Unless the interaction demonstrates "better performance" or "user efficiency" ( whatever both of those terms mean ), it usually isn't put on the worthy feature list. It's really unfortunate that there's no "Big O" notation for UI interaction.
Another consideration is technical.
Interactions involve event handling and using event driven models and unless you're using a toolkit ( i.e. YUI, Bindows, JQuery, Dojo, etc. ), manipulating events can be tedious. You typically end up writing your own libraries to abstract the events and then add additional objects/methods to handle the interaction ( i.e. DnD, animations, etc. ). It begs the question of why you didn't use a library to start with.
If you choose a library, use it. Don't choose a library and then use part of its event handling here and then use a "home grown" system ( or another libraries' ) elsewhere. Cross library event handling is difficult and really makes adding new interactions almost impossible.
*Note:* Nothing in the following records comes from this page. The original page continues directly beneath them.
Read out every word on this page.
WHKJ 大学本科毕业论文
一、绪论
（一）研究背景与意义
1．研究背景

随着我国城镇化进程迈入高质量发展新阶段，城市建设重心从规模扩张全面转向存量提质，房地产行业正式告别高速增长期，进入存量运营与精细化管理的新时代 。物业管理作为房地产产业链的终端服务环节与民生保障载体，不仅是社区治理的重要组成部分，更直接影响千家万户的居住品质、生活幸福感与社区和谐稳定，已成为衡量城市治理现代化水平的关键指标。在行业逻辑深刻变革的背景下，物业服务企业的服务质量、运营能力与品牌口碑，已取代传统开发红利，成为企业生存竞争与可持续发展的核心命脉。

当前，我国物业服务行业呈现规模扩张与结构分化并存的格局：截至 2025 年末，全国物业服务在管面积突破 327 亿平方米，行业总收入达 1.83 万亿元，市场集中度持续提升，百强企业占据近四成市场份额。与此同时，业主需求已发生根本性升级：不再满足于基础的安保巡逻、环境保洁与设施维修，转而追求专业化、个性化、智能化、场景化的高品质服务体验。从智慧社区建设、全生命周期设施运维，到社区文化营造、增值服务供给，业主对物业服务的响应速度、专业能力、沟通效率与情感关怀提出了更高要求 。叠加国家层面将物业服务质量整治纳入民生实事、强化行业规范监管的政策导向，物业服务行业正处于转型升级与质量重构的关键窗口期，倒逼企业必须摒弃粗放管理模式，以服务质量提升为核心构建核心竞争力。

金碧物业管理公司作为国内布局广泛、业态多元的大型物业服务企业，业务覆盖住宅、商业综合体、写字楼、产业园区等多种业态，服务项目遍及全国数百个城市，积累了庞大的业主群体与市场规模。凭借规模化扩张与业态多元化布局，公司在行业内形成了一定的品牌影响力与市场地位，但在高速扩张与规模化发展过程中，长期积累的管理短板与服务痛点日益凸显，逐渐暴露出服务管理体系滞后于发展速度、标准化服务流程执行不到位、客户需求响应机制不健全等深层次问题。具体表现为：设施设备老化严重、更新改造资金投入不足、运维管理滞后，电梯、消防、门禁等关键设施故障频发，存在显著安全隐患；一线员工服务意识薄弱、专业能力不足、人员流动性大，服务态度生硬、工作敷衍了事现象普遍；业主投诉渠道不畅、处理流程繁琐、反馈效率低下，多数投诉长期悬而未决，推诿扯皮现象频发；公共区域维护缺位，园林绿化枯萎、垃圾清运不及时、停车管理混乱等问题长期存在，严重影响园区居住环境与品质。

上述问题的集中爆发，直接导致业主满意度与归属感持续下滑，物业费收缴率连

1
Some libraries, like Bindows, is component based. This means that your widgets/components are created as JavaScript objects. Unlike YUI, you never pass in a DOM node and manipulate that. In Bindows, the DOM is totally abstracted for you. So, you have to slowly convert your code to that model. This is really the only way to add interactions to your entire application.
You can't have half your application in HTML/XHTML and the other half written in the library. If you do that, you'll reject all the interactive story boards from your user experience team.
Between the two, interactions are far more important than visualizations. Interactions deal with behavior and how your users relate to and communicate with your application. It's more valuable than a pretty face because it's the interactions that allow your users to accomplish what they need to do.
Interactions are also far more difficult to think through, design and implement. So, they should be tackled first before visualizations.
Unfortunately, often interactions are tackled last and are little afterthoughts.